There is a truism I have discovered and experienced more times than I can count over the more than four decades of my life, and that is: Prayer is hard. It is something many of us come to realize, and yet it is not regularly admitted. I bet, if you are still reading, there is something to this truism that rings with authenticity and clarity for you.
For many years, the difficulty I had praying kept me from a regular and vital prayer life. During this dark time, I stumbled onto a quote that was of great encouragement and moved me beyond thinking that if I couldn’t pray perfectly, I couldn’t pray at all. The quote comes from Dom Chapman:
Pray as you can, and do not try to pray as you can’t.
After reading that quote, the parable that Jesus tells of a tax collector and a Pharisee came to my mind (Luke 18:10-13). The Pharisee prays from a presumptuous and arrogant place, while the tax collector humbly acknowledges his more realistic place before God.

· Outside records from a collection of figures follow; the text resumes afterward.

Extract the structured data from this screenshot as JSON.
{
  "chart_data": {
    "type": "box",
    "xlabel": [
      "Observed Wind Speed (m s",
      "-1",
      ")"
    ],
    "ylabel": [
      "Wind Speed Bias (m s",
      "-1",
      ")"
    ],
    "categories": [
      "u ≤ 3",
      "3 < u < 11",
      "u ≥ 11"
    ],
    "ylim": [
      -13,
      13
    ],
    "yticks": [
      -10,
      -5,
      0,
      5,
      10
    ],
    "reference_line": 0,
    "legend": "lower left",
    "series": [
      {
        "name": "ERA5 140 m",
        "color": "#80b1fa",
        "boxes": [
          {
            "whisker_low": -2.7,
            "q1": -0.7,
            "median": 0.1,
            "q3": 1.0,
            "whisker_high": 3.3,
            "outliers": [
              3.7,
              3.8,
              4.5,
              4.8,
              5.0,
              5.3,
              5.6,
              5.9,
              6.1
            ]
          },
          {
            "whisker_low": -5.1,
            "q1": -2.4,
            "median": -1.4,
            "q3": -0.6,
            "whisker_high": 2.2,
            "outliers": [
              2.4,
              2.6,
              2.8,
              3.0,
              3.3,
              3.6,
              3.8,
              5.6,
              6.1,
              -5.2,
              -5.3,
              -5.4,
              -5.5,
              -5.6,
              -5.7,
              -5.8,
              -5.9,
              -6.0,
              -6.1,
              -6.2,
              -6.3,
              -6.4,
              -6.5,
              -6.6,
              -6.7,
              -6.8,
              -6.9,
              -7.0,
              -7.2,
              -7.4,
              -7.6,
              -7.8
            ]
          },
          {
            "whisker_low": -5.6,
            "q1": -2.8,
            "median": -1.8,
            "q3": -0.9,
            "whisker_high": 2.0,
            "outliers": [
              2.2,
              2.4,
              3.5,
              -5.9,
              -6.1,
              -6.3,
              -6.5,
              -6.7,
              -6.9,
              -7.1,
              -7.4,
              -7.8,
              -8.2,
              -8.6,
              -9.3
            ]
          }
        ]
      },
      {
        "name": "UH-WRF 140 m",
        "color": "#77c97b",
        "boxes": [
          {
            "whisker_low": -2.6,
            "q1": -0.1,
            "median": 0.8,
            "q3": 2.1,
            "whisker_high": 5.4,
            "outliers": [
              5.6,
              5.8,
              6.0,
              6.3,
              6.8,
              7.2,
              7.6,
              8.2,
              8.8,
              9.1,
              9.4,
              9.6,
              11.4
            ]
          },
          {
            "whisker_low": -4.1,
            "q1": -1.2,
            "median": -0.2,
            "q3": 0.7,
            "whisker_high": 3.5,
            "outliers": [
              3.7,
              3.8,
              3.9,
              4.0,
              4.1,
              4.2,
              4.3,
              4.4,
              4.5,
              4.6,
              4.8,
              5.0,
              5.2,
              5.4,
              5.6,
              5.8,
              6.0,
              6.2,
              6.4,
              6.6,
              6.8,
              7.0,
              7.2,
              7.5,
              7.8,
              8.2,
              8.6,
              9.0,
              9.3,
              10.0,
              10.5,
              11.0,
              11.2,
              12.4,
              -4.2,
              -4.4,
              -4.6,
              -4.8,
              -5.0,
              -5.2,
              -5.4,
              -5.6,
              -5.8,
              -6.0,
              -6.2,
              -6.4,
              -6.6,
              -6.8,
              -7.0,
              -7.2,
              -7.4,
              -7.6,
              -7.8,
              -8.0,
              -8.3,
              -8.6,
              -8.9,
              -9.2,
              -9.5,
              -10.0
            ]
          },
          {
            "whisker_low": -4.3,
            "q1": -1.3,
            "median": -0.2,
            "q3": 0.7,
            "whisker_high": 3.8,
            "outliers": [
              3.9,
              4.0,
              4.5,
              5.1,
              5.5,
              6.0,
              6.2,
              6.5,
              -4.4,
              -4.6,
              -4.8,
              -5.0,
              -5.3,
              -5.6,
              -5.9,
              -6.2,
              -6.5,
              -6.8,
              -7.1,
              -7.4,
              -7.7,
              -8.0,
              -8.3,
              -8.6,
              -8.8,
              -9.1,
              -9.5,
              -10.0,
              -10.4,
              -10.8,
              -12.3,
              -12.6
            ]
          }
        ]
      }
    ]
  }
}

Jesus’s point is that we are to come to God in prayer—not as we desire to be, or wearing a mask to find God’s approval. To approach God the way the tax collector does is to fight the temptation to employ pious language or perfect formulas or to act like we are more accepting of God’s will than reflects our personal reality.
When we find it difficult to pray, we should avoid the temptation to put on a mask or bring only the holy parts of ourselves before God. Let us come before God in honest prayer, bringing our whole selves, praying as we can—with few words or many; not using language that puffs us up but words that reveal our need for God’s mercy, power, and love.
When I find it difficult to pray, I often pray simply: Lord Jesus Christ, have mercy on me, a sinner. Amen.